Reuters’ Sam Tobin reports on a major emissions cheating lawsuit involving Ford and four other auto manufacturers that has opened in London’s High Court nearly a decade after “dieselgate” reshaped global automotive compliance.

The so-called Pan-NOx Group Litigation is said to be one of the largest mass lawsuits in English legal history, valued at up to £6 billion. Litigants include about 1.6 million claimants. The expected three-month trial will determine whether the five lead defendants—Ford, Mercedes, Peugeot/Citroën, Renault, and Nissan—used prohibited “defeat devices” to manipulate emissions test results.

A separate hearing on compensation is scheduled for next year.

The case stems from allegations that the automakers installed software to reduce emissions during official testing, but allowed vehicles to exceed legal limits in real-world driving.

Twenty sample diesel models from 2012–2017 are under review to establish whether their emission systems violated contract and statutory obligations. The High Court will decide if those vehicles had prohibited “defeat devices.”

Volkswagen previously settled a related UK action in 2022. The current defendants have denied all wrongdoing, asserting that their systems were technically and legally compliant.

The court curtailed the claimants’ litigation budget to £22 million, a significant reduction from prior cost estimates deemed excessive.
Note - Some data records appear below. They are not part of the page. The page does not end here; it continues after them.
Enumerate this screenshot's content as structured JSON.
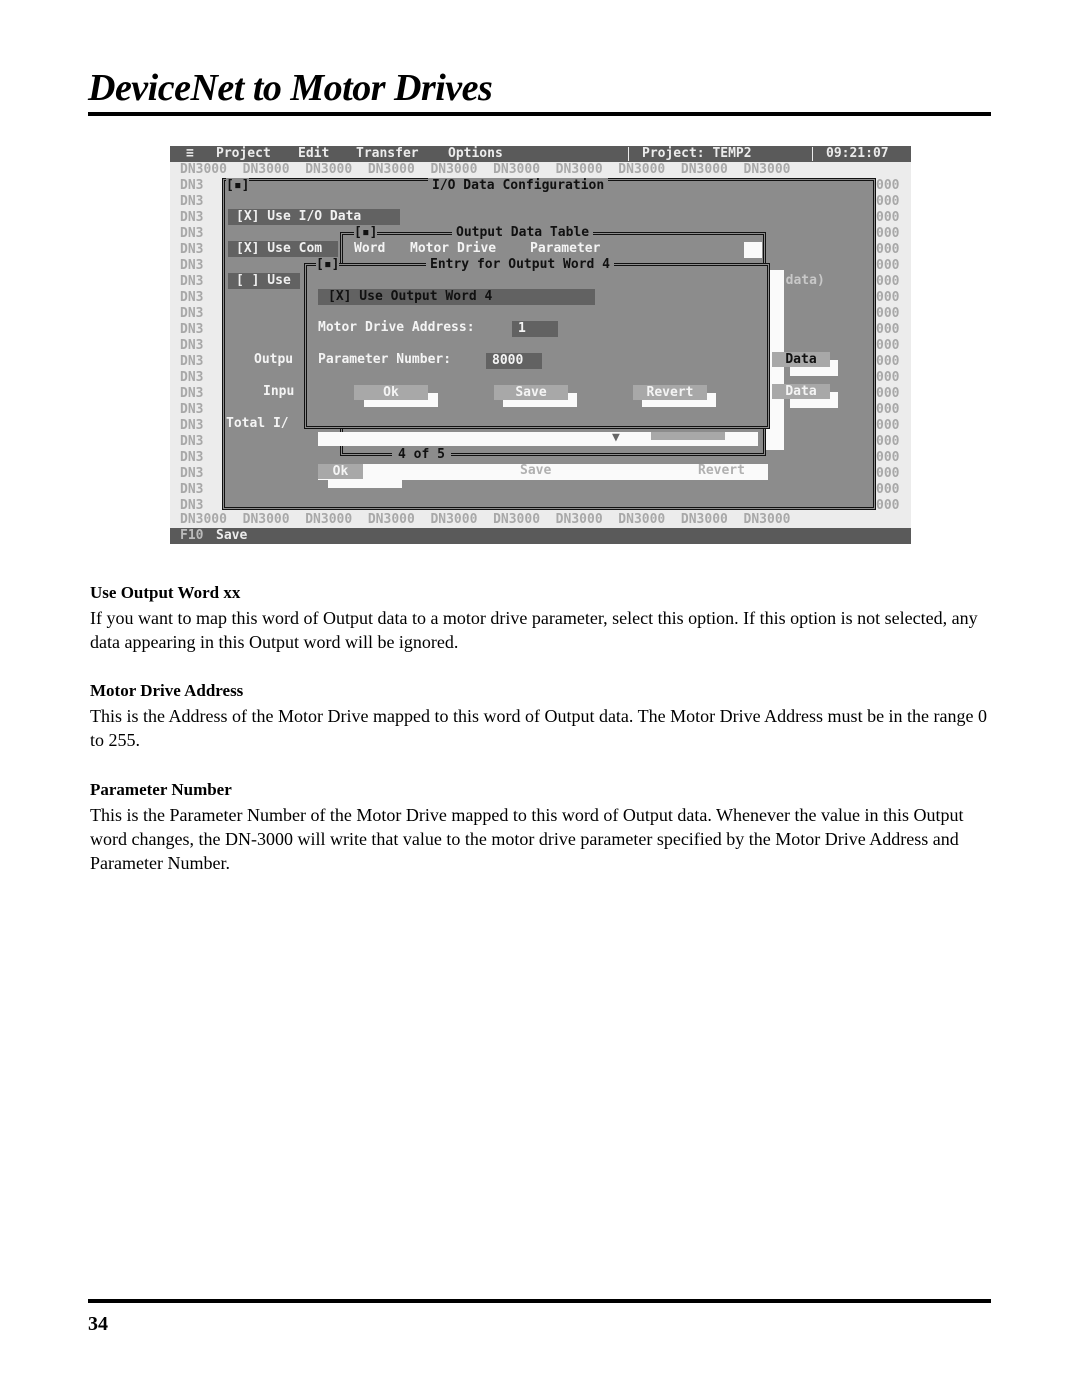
{
  "header": {
    "title": "DeviceNet to Motor Drives"
  },
  "terminal": {
    "menu": {
      "system_icon": "≡",
      "items": [
        "Project",
        "Edit",
        "Transfer",
        "Options"
      ],
      "project_label": "Project: TEMP2",
      "clock": "09:21:07"
    },
    "background_pattern": "DN3000",
    "io_config": {
      "close_box": "[▪]",
      "title": "I/O Data Configuration",
      "options": [
        "[X] Use I/O Data",
        "[X] Use Com",
        "[ ] Use"
      ],
      "labels": [
        "Outpu",
        "Inpu",
        "Total I/"
      ],
      "data_fragment": ") data)",
      "data_buttons": [
        "Data",
        "Data"
      ],
      "buttons": [
        "Ok",
        "Save",
        "Revert"
      ]
    },
    "output_table": {
      "close_box": "[▪]",
      "title": "Output Data Table",
      "columns": [
        "Word",
        "Motor Drive",
        "Parameter"
      ],
      "pager": "4 of 5",
      "scroll_icon": "▼"
    },
    "entry_dialog": {
      "close_box": "[▪]",
      "title": "Entry for Output Word 4",
      "use_checkbox": "[X] Use Output Word 4",
      "address_label": "Motor Drive Address:",
      "address_value": "1",
      "parameter_label": "Parameter Number:",
      "parameter_value": "8000",
      "buttons": {
        "ok": "Ok",
        "save": "Save",
        "revert": "Revert"
      }
    },
    "status": {
      "hotkey": "F10",
      "label": "Save"
    }
  },
  "sections": [
    {
      "heading": "Use Output Word xx",
      "body": "If you want to map this word of Output data to a motor drive parameter, select this option.  If this option is not selected, any data appearing in this Output word will be ignored."
    },
    {
      "heading": "Motor Drive Address",
      "body": "This is the Address of the Motor Drive mapped to this word of Output data.  The Motor Drive Address must be in the range 0 to 255."
    },
    {
      "heading": "Parameter Number",
      "body": "This is the Parameter Number of the Motor Drive mapped to this word of Output data.  Whenever the value in this Output word changes, the DN-3000 will write that value to the motor drive parameter specified by the Motor Drive Address and Parameter Number."
    }
  ],
  "footer": {
    "page_number": "34"
  }
}
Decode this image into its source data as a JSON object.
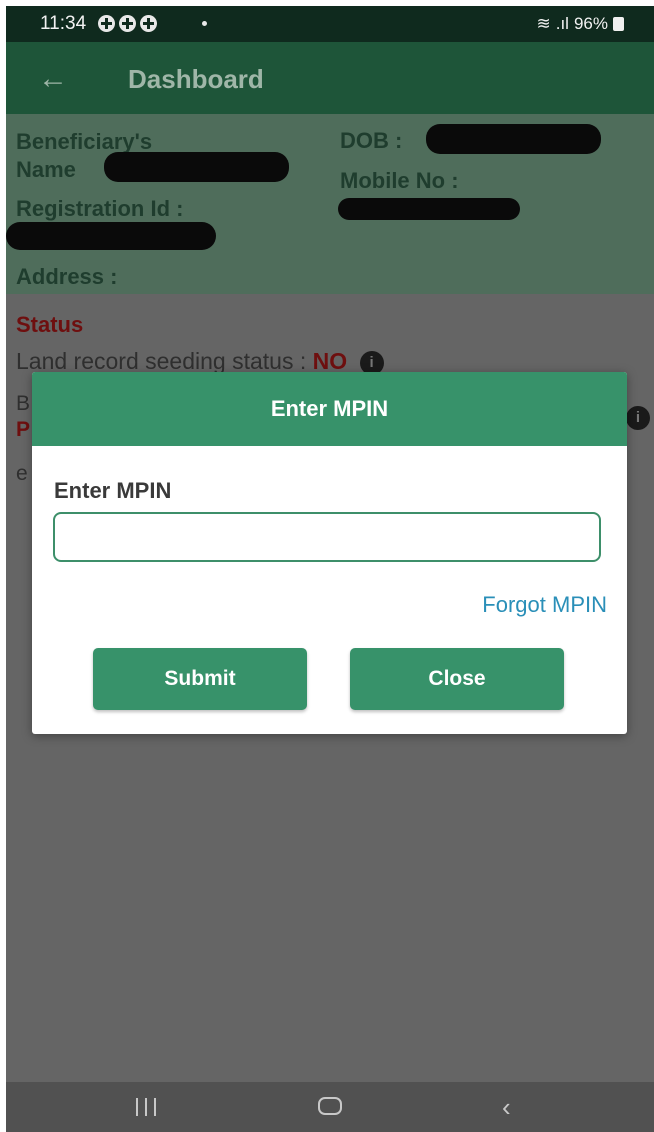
{
  "status_bar": {
    "time": "11:34",
    "battery": "96%",
    "notification_icons": [
      "notification-icon",
      "notification-icon",
      "notification-icon"
    ]
  },
  "app_bar": {
    "back_icon": "arrow-left-icon",
    "title": "Dashboard"
  },
  "beneficiary": {
    "name_label": "Beneficiary's Name",
    "dob_label": "DOB :",
    "mobile_label": "Mobile No :",
    "registration_label": "Registration Id :",
    "address_label": "Address :"
  },
  "status_section": {
    "heading": "Status",
    "land_record_label": "Land record seeding status :",
    "land_record_value": "NO",
    "info_icon": "info-icon"
  },
  "dialog": {
    "title": "Enter MPIN",
    "field_label": "Enter MPIN",
    "input_value": "",
    "forgot_link": "Forgot MPIN",
    "submit_label": "Submit",
    "close_label": "Close"
  },
  "colors": {
    "primary_green": "#37926a",
    "app_bar_green": "#1e5539",
    "link_blue": "#2a8fb8",
    "status_red": "#6e0f0f"
  }
}
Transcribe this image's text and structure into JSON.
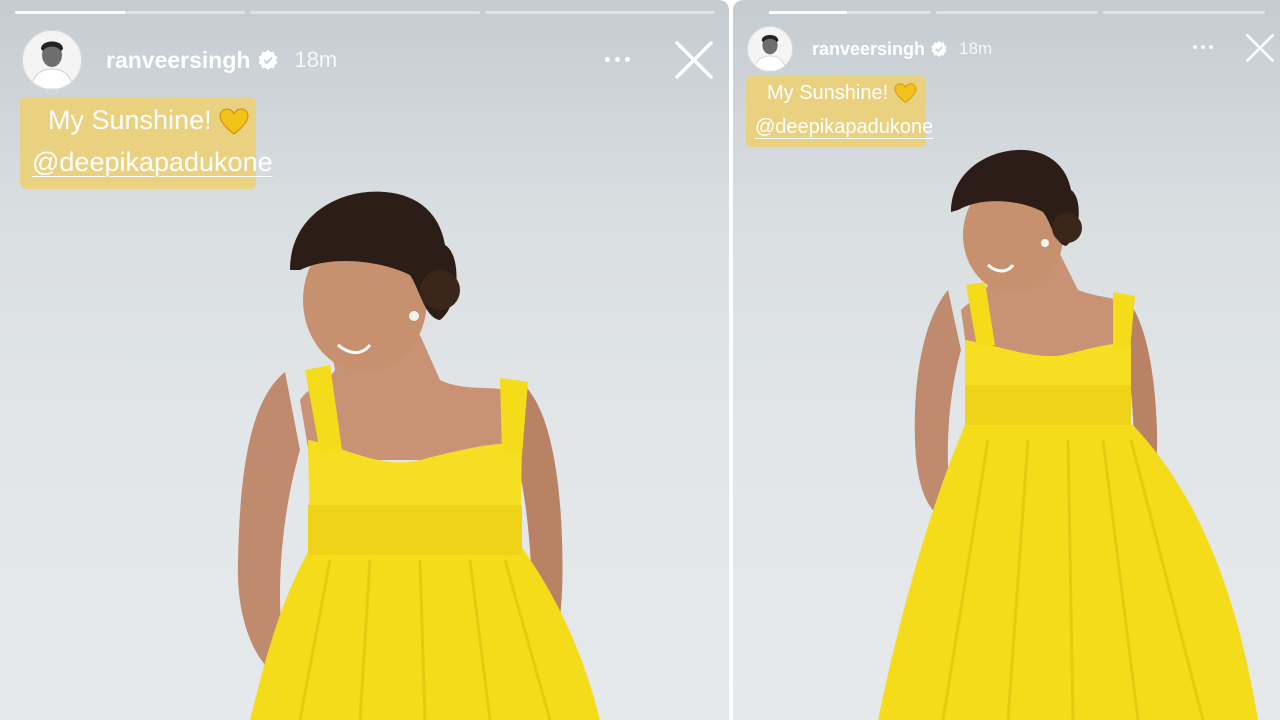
{
  "stories": [
    {
      "id": "left",
      "progress": [
        0.48,
        0,
        0
      ],
      "username": "ranveersingh",
      "verified": true,
      "time": "18m",
      "caption": {
        "line1": "My Sunshine!",
        "emoji": "yellow-heart",
        "mention": "@deepikapadukone"
      },
      "colors": {
        "caption_bg": "#ecd078",
        "dress": "#f5dd1a",
        "background": "#e2e6e8"
      }
    },
    {
      "id": "right",
      "progress": [
        0.48,
        0,
        0
      ],
      "username": "ranveersingh",
      "verified": true,
      "time": "18m",
      "caption": {
        "line1": "My Sunshine!",
        "emoji": "yellow-heart",
        "mention": "@deepikapadukone"
      },
      "colors": {
        "caption_bg": "#ecd078",
        "dress": "#f5dd1a",
        "background": "#e2e6e8"
      }
    }
  ],
  "icons": {
    "verified": "verified-badge-icon",
    "more": "more-options-icon",
    "close": "close-icon",
    "heart": "yellow-heart-icon"
  }
}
Representation across 22 defendant groups includes top-tier firms such as Freshfields, Kennedys, and Cleary Gottlieb.

The case presents a pivotal test of the limits of environmental and consumer law in mass-tort contexts. The court’s eventual findings could shape future emissions litigation strategy on both the plaintiff and defendant sides. It will clarify the legal definition of defeat devices and influence how corporate accountability for environmental compliance is evaluated under UK law.